DC Ethics Opinion 228 (1992) held that, although a lawyer is likely to be disqualified by Rule 3.7 from representing a client at trial because the lawyer is a necessary witness, this does not disqualify the lawyer from continuing the representation in pretrial matters. It also observed that, once it becomes apparent that a lawyer likely will be disqualified under Rule 3.7, the lawyer is obliged by Rule 1.4(b) to inform the client of this development and seek the client's consent to continued pretrial representation.

1.4:400   Duty to Inform the Client of Settlement Offers

· Primary DC References: DC Rule 1.4(c)
· Background References: ABA Model Rule 1.4, Other Jurisdictions
· Commentary: ABA/BNA § 31.501, ALI-LGL § 20, Wolfram §§ 4.5

As noted under 1.4:101 above, DC Rule 1.4 includes in paragraph (c) a requirement that a lawyer who receives an offer of settlement in a civil case or a proffered plea bargain in a criminal case inform the client promptly of the substance of the offer. In the Model Rule, this is treated only in Comment [1], and there only with the precatory verb should.

In In re Peartree, 672 A.2d 574 (DC 1996), the court approved imposition of reciprocal discipline on the basis, inter alia, of the failure of the respondent to communicate a settlement offer, which would have been a violation of DC Rule 1.4(c) (and Rule 1.4(a) as well).

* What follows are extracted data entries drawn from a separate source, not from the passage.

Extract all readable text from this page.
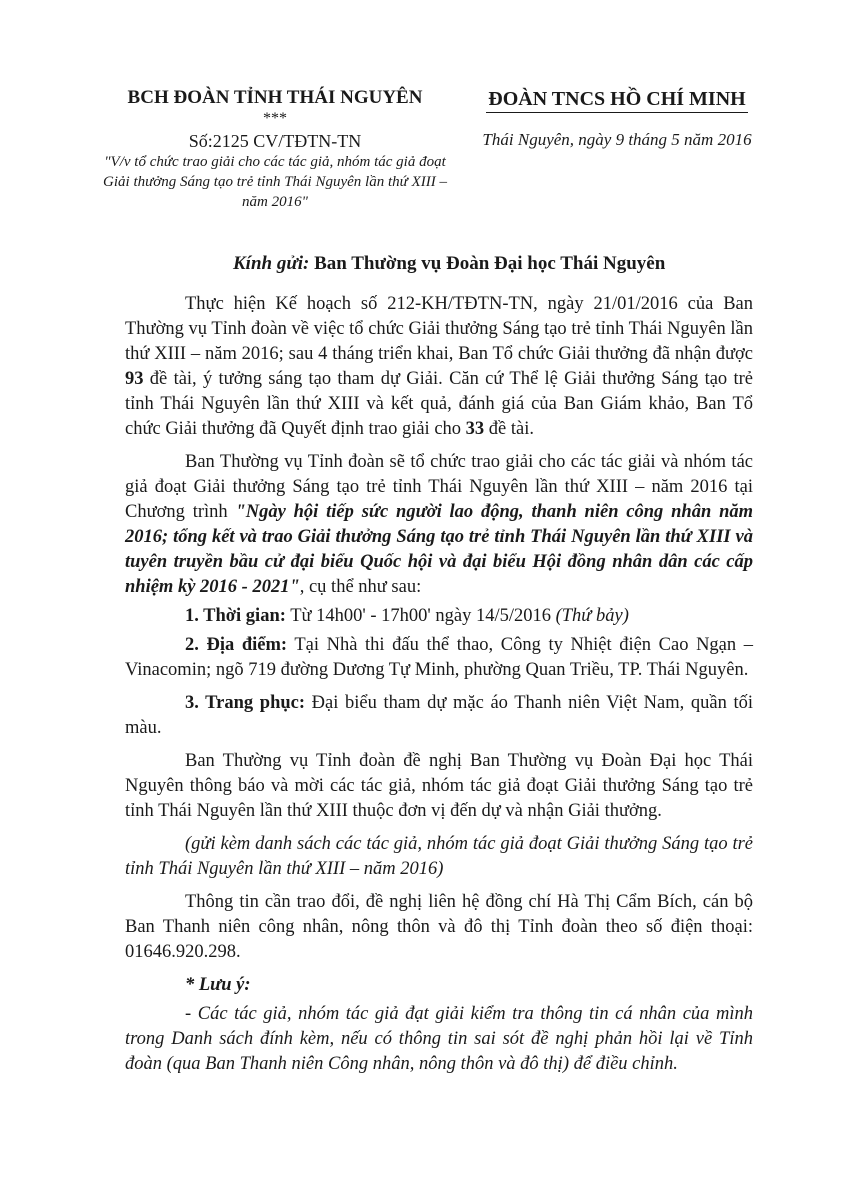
BCH ĐOÀN TỈNH THÁI NGUYÊN
***
Số:2125 CV/TĐTN-TN
"V/v tổ chức trao giải cho các tác giả, nhóm tác giả đoạt Giải thưởng Sáng tạo trẻ tỉnh Thái Nguyên lần thứ XIII – năm 2016"
ĐOÀN TNCS HỒ CHÍ MINH
Thái Nguyên, ngày 9 tháng 5 năm 2016
Kính gửi: Ban Thường vụ Đoàn Đại học Thái Nguyên

Thực hiện Kế hoạch số 212-KH/TĐTN-TN, ngày 21/01/2016 của Ban Thường vụ Tỉnh đoàn về việc tổ chức Giải thưởng Sáng tạo trẻ tỉnh Thái Nguyên lần thứ XIII – năm 2016; sau 4 tháng triển khai, Ban Tổ chức Giải thưởng đã nhận được 93 đề tài, ý tưởng sáng tạo tham dự Giải. Căn cứ Thể lệ Giải thưởng Sáng tạo trẻ tỉnh Thái Nguyên lần thứ XIII và kết quả, đánh giá của Ban Giám khảo, Ban Tổ chức Giải thưởng đã Quyết định trao giải cho 33 đề tài.

Ban Thường vụ Tỉnh đoàn sẽ tổ chức trao giải cho các tác giải và nhóm tác giả đoạt Giải thưởng Sáng tạo trẻ tỉnh Thái Nguyên lần thứ XIII – năm 2016 tại Chương trình "Ngày hội tiếp sức người lao động, thanh niên công nhân năm 2016; tổng kết và trao Giải thưởng Sáng tạo trẻ tỉnh Thái Nguyên lần thứ XIII và tuyên truyền bầu cử đại biểu Quốc hội và đại biểu Hội đồng nhân dân các cấp nhiệm kỳ 2016 - 2021", cụ thể như sau:

1. Thời gian: Từ 14h00' - 17h00' ngày 14/5/2016 (Thứ bảy)

2. Địa điểm: Tại Nhà thi đấu thể thao, Công ty Nhiệt điện Cao Ngạn – Vinacomin; ngõ 719 đường Dương Tự Minh, phường Quan Triều, TP. Thái Nguyên.

3. Trang phục: Đại biểu tham dự mặc áo Thanh niên Việt Nam, quần tối màu.

Ban Thường vụ Tỉnh đoàn đề nghị Ban Thường vụ Đoàn Đại học Thái Nguyên thông báo và mời các tác giả, nhóm tác giả đoạt Giải thưởng Sáng tạo trẻ tỉnh Thái Nguyên lần thứ XIII thuộc đơn vị đến dự và nhận Giải thưởng.

(gửi kèm danh sách các tác giả, nhóm tác giả đoạt Giải thưởng Sáng tạo trẻ tỉnh Thái Nguyên lần thứ XIII – năm 2016)

Thông tin cần trao đổi, đề nghị liên hệ đồng chí Hà Thị Cẩm Bích, cán bộ Ban Thanh niên công nhân, nông thôn và đô thị Tỉnh đoàn theo số điện thoại: 01646.920.298.

* Lưu ý:

- Các tác giả, nhóm tác giả đạt giải kiểm tra thông tin cá nhân của mình trong Danh sách đính kèm, nếu có thông tin sai sót đề nghị phản hồi lại về Tỉnh đoàn (qua Ban Thanh niên Công nhân, nông thôn và đô thị) để điều chỉnh.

In DC Ethics Opinion 263 (1996), the inquirer was a lawyer representing victims of domestic violence in proceedings in Superior Court. One remedy for such clients is a Civil Protective Order (CPO), prohibiting the respondent-perpetrator from coming into physical proximity of the petitioner-victim. When a CPO is violated, the petitioner may bring a motion for criminal contempt against the respondent, and in such a case, an indigent respondent is entitled to have counsel appointed to represent him in the criminal contempt proceeding. The petitioner may also move to modify the terms of the CPO to make it more inclusive, but the lawyer appointed to defend against the contempt motion will not necessarily represent the respondent in respect of the motion to modify. The principal question presented was whether, in a case in which the appointed lawyer's representation was limited to the contempt motion, the petitioner's lawyer was barred by Rule 4.2 from communicating directly with the respondent about a possible modification of the protective order without the consent of respondent's lawyer. The Opinion concluded that the two proceedings were sufficiently closely related to constitute one "matter" for purposes of Rule 4.2, so that the petitioner's lawyer could not contact the respondent absent his lawyer's consent. The Opinion also concluded that, if respondent's lawyer withheld consent to direct contact, then that lawyer would have an obligation pursuant to Rule 1.4(a) to pass on to the respondent any communications from the petitioner's lawyer.